OK, this is ridiculous. From the very first "Boom, boom, acka-lacka-lacka boom", through the idea of watching cars drive by while on a prehistoric date, right through to the chorus "Open the door/Get on the floor/Everybody walk the dinosaur", this is just plain silly.
But the beat is completely addictive, the song is as tight as a drum, the band are playing their asses off, and it's a total joy to throw yourself around the dancefloor to this song. But I've never managed to reach the same heights of abandon with anything else by Was (Not Was)....
Why is it that you can take two songs with almost identical beats, the same tight musicianship, the same sense of joy and silliness, and one will lift you up to a better place while the other will just leave you cold and flat?

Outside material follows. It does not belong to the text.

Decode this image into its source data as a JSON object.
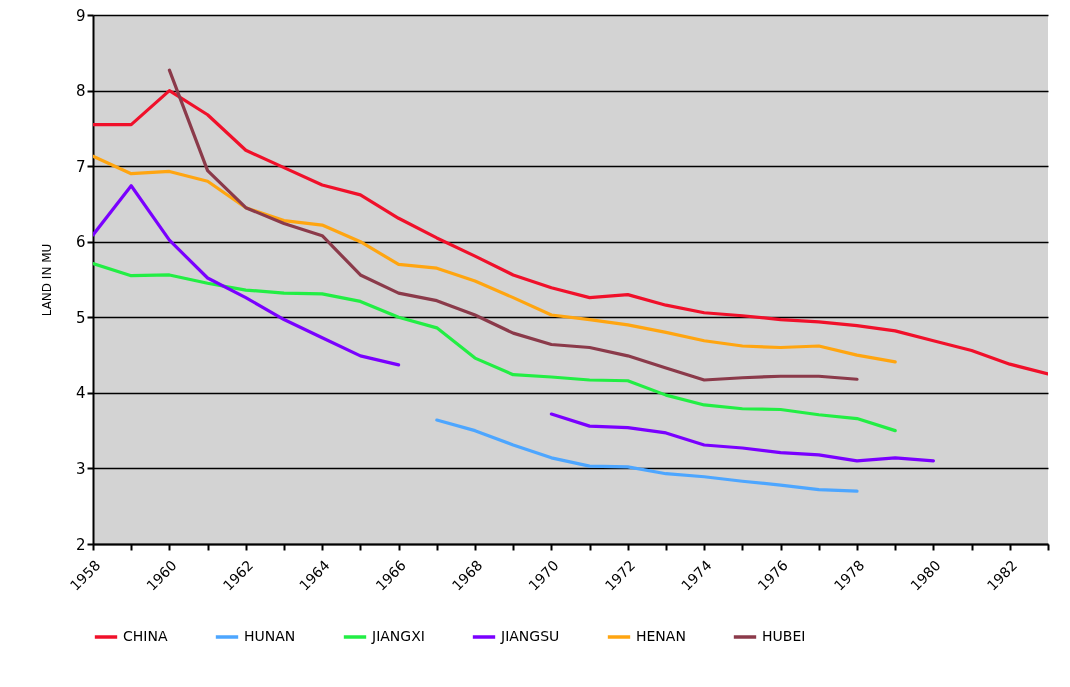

Makes no sense.


Back when rock music was still finding itself, when artists were still stretching their arms and not yet touching the walls of limitation, Pete Townshend dreamed up "Tommy", a rock opera that touched on all manner of subjects but seemed most at home when it was dealing with fame, fortune, acclaim and the isolation that comes with it. Call it the original text for Pink Floyd's "The Wall", if you like.

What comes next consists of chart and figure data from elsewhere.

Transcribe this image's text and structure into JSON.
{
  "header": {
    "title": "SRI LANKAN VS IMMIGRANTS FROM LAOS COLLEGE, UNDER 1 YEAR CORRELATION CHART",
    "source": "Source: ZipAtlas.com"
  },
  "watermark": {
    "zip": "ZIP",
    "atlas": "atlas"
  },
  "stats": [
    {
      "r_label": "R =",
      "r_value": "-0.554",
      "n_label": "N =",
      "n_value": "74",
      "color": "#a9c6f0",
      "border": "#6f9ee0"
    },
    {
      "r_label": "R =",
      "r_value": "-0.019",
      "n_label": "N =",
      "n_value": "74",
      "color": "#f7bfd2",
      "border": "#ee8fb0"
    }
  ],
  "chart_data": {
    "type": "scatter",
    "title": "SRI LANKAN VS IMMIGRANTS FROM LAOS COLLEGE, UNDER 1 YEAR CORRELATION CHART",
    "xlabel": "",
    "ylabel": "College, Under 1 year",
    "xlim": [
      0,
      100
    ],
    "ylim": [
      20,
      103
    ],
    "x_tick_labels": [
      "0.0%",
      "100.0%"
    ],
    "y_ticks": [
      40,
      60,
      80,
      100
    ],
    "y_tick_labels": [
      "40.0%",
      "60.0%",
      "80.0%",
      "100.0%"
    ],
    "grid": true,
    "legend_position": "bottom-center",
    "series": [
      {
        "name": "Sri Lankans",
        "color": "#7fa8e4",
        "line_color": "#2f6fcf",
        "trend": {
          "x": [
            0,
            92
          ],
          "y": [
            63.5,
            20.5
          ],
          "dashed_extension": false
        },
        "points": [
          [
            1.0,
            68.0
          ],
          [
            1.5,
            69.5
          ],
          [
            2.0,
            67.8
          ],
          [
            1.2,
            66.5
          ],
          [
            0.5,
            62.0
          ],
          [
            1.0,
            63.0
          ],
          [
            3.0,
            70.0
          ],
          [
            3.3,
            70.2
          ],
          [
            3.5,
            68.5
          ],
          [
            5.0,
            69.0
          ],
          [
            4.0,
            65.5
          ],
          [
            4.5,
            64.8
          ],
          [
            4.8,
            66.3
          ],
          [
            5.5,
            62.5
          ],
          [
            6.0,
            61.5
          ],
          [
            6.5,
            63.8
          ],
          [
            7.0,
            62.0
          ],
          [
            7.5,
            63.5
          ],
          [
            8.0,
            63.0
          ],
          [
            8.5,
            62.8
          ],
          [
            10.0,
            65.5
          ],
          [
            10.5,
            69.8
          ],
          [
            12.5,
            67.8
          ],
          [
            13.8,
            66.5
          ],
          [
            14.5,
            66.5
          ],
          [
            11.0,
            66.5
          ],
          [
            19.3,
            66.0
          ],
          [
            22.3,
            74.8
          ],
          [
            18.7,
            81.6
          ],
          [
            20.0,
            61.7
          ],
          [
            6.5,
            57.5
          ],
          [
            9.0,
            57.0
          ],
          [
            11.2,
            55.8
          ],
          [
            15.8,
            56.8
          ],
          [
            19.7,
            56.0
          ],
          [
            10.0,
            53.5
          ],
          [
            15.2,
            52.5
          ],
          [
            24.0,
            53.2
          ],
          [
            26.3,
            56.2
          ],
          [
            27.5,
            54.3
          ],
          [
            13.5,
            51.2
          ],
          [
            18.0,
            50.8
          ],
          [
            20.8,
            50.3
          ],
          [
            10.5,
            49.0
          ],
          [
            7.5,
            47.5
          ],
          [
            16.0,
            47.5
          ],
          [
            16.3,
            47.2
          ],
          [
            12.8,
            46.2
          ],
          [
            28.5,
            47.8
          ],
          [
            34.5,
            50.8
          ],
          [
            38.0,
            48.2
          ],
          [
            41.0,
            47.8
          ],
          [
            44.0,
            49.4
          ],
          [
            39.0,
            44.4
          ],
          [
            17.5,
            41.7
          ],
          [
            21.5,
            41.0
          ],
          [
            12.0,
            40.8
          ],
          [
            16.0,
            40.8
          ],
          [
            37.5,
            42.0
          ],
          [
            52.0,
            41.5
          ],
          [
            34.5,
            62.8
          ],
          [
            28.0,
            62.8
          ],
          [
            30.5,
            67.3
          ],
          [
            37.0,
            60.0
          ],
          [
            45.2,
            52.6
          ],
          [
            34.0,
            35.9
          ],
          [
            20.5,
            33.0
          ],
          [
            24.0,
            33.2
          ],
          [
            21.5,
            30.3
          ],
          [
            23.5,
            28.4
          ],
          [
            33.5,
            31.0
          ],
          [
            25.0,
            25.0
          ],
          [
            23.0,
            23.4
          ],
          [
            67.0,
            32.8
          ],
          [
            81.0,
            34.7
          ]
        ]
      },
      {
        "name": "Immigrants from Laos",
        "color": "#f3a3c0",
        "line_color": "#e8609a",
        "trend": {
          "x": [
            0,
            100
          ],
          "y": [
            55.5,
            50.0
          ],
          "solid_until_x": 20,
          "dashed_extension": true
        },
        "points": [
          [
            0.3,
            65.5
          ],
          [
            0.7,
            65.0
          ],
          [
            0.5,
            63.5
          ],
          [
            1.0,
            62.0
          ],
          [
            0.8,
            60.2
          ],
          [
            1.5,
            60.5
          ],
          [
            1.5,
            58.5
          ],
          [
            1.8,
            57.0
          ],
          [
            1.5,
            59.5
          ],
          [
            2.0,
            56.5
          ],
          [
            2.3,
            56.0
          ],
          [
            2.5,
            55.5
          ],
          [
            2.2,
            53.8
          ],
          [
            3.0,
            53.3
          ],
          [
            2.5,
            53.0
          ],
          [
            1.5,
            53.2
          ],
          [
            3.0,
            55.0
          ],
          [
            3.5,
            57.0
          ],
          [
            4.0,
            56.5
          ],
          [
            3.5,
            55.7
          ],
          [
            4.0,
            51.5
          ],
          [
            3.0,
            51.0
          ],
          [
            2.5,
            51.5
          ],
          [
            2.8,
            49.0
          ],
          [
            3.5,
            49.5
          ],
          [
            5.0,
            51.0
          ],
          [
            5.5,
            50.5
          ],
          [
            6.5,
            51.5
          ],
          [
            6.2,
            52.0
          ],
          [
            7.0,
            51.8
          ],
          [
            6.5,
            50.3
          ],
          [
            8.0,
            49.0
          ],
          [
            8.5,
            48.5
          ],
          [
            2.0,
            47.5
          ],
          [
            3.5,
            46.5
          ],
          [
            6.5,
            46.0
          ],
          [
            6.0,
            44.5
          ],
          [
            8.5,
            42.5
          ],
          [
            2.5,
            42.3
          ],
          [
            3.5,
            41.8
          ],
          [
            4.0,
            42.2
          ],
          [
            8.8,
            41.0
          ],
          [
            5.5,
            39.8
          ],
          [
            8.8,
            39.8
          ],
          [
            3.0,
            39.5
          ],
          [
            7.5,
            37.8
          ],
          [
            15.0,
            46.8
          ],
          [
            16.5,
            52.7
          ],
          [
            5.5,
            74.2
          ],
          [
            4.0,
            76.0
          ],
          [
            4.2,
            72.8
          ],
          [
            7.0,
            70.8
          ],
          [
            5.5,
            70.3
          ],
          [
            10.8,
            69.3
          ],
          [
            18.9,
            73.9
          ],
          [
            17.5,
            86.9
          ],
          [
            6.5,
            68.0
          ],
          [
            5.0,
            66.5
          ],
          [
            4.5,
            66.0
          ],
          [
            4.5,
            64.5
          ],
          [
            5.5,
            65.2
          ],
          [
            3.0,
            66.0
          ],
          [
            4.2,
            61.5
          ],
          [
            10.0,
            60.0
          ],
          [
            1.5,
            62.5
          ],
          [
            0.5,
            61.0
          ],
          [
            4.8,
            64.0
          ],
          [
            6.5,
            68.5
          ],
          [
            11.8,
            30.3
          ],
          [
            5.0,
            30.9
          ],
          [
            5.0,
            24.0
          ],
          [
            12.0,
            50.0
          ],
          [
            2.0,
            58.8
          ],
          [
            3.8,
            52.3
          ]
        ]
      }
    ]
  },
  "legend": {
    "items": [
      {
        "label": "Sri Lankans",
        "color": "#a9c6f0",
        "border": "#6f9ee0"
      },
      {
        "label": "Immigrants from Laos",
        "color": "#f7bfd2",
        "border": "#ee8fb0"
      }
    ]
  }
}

This is an instrumental track from the album, something that sounds so unlike The Who that when you first hear it you spend an age racking your brains to work out who it could be. After a while, though, it becomes very familiar, that Who guitar sound coming to the fore and Keith Moon's loose, circular drumming driving it all along.

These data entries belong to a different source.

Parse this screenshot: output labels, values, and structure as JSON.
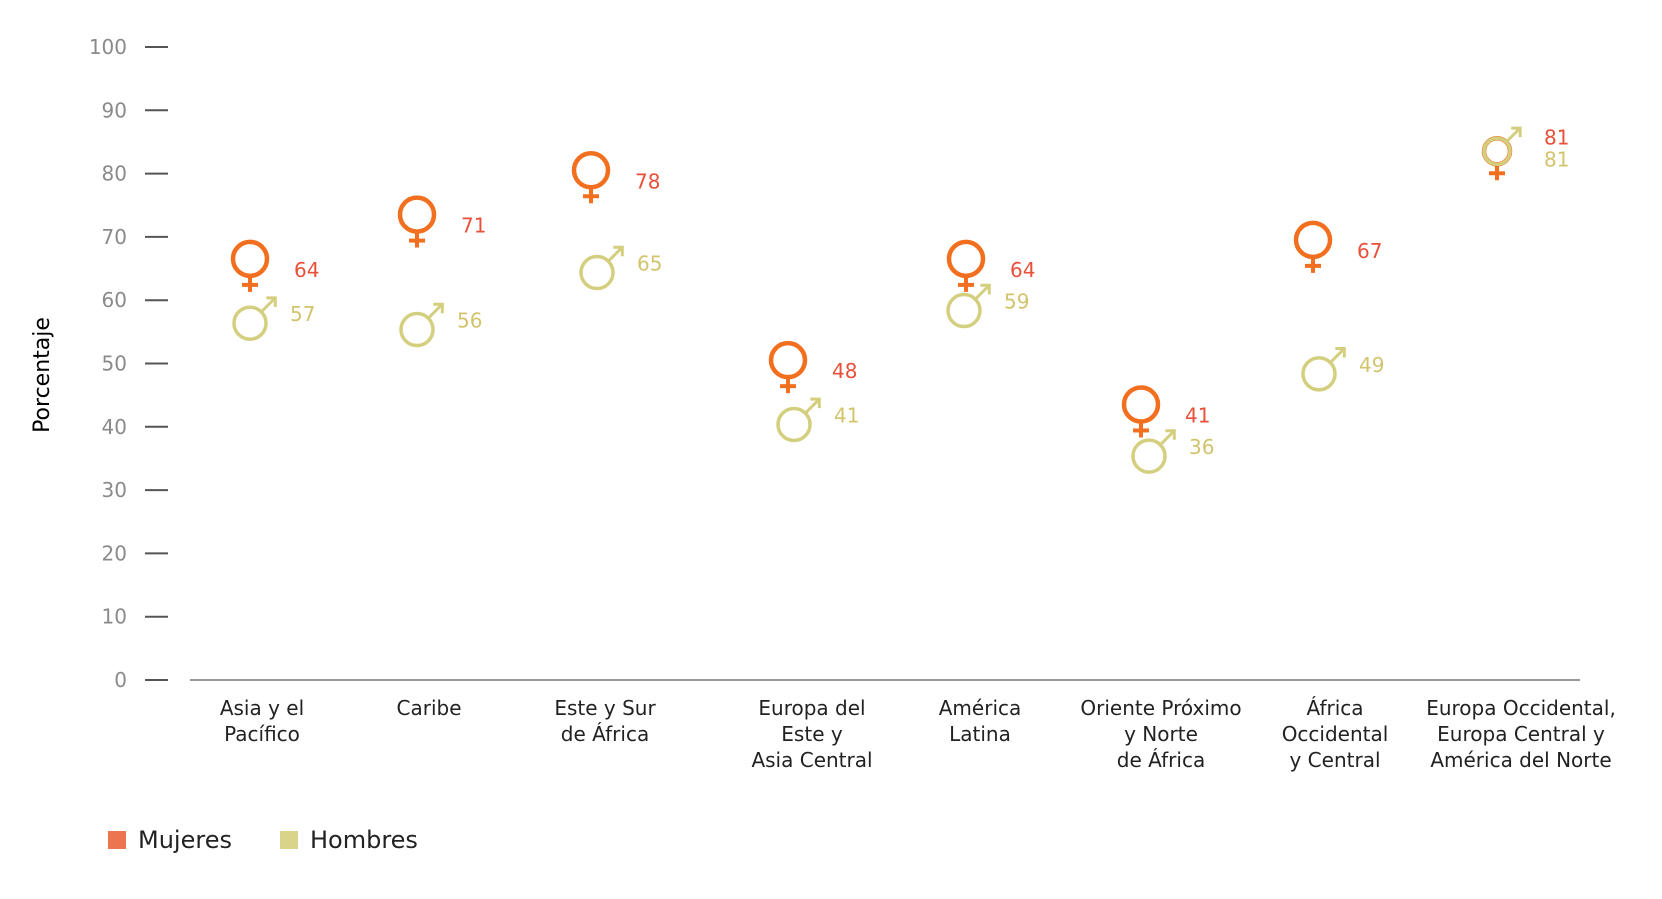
{
  "colors": {
    "mujeres": "#f26f1f",
    "hombres": "#d4cf7f",
    "mujeres_label": "#e8503a",
    "hombres_label": "#d2c46c",
    "legend_mujeres": "#ec7550",
    "legend_hombres": "#d9d48a",
    "axis": "#555555"
  },
  "chart_data": {
    "type": "scatter",
    "ylabel": "Porcentaje",
    "xlabel": "",
    "ylim": [
      0,
      100
    ],
    "yticks": [
      "0",
      "10",
      "20",
      "30",
      "40",
      "50",
      "60",
      "70",
      "80",
      "90",
      "100"
    ],
    "categories": [
      [
        "Asia y el",
        "Pacífico"
      ],
      [
        "Caribe"
      ],
      [
        "Este y Sur",
        "de África"
      ],
      [
        "Europa del",
        "Este y",
        "Asia Central"
      ],
      [
        "América",
        "Latina"
      ],
      [
        "Oriente Próximo",
        "y Norte",
        "de África"
      ],
      [
        "África",
        "Occidental",
        "y Central"
      ],
      [
        "Europa Occidental,",
        "Europa Central y",
        "América del Norte"
      ]
    ],
    "series": [
      {
        "name": "Mujeres",
        "symbol": "female-symbol",
        "values": [
          64,
          71,
          78,
          48,
          64,
          41,
          67,
          81
        ]
      },
      {
        "name": "Hombres",
        "symbol": "male-symbol",
        "values": [
          57,
          56,
          65,
          41,
          59,
          36,
          49,
          81
        ]
      }
    ],
    "grid": false,
    "legend_position": "bottom-left"
  },
  "legend": {
    "items": [
      {
        "label": "Mujeres"
      },
      {
        "label": "Hombres"
      }
    ]
  }
}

The opening minute, the intro, though, is where this track really does it for me - simple chords, with an echo of screeching feedback in the background: as if someone's just opened a door into a parallel universe and you can't quite take in the magnificence of what's laid before you. Anyone who remembers their first discovery of rock and roll will remember the slightly breathless feeling, the churning in the stomach and the instinctive rsponse to a new rhythm.
And that's the joy of rock's huge history - there's always a new discovery around the corner.

Saturday, December 03, 2005

"Find the Cost of Freedom"

Sometimes it's good to strip away the layers of production that go into the making of a song and see what lies beneath - what the components are. Take away the echo, the EQ, the strings, the various washy keyboards that make sure you're not listening to anything like dead air, and what do you have left?
Voices. Maybe a guitar or two as well, to add some counterpoint. But really, there doesn't have to be a lot more.
Here, for example, we have a two-minute song, the first of which is a delicate, intricate dance between two acoustic guitars, two hands picking their way across a bed of thorny roses, the melodies winding in and out of each other.
The second minute is a quite fantastic piece of harmony singing by three guys who probably define close-harmony singing. David Crosby, Stephen Stills and Graham Nash bring three separate instruments together, lay them one next to the other and create an other-worldly blanket of comfort and strength such that all that you're left with after their voices fade is an aching, echoing silence.
"Find the cost of freedom/Buried in the ground/Mother Earth will swallow you/Lay your body down."
This is the song to play at the end of along day, your personal valediction to the trials and tribulations of the last 24 hours, your shrugging off of the cloak of care.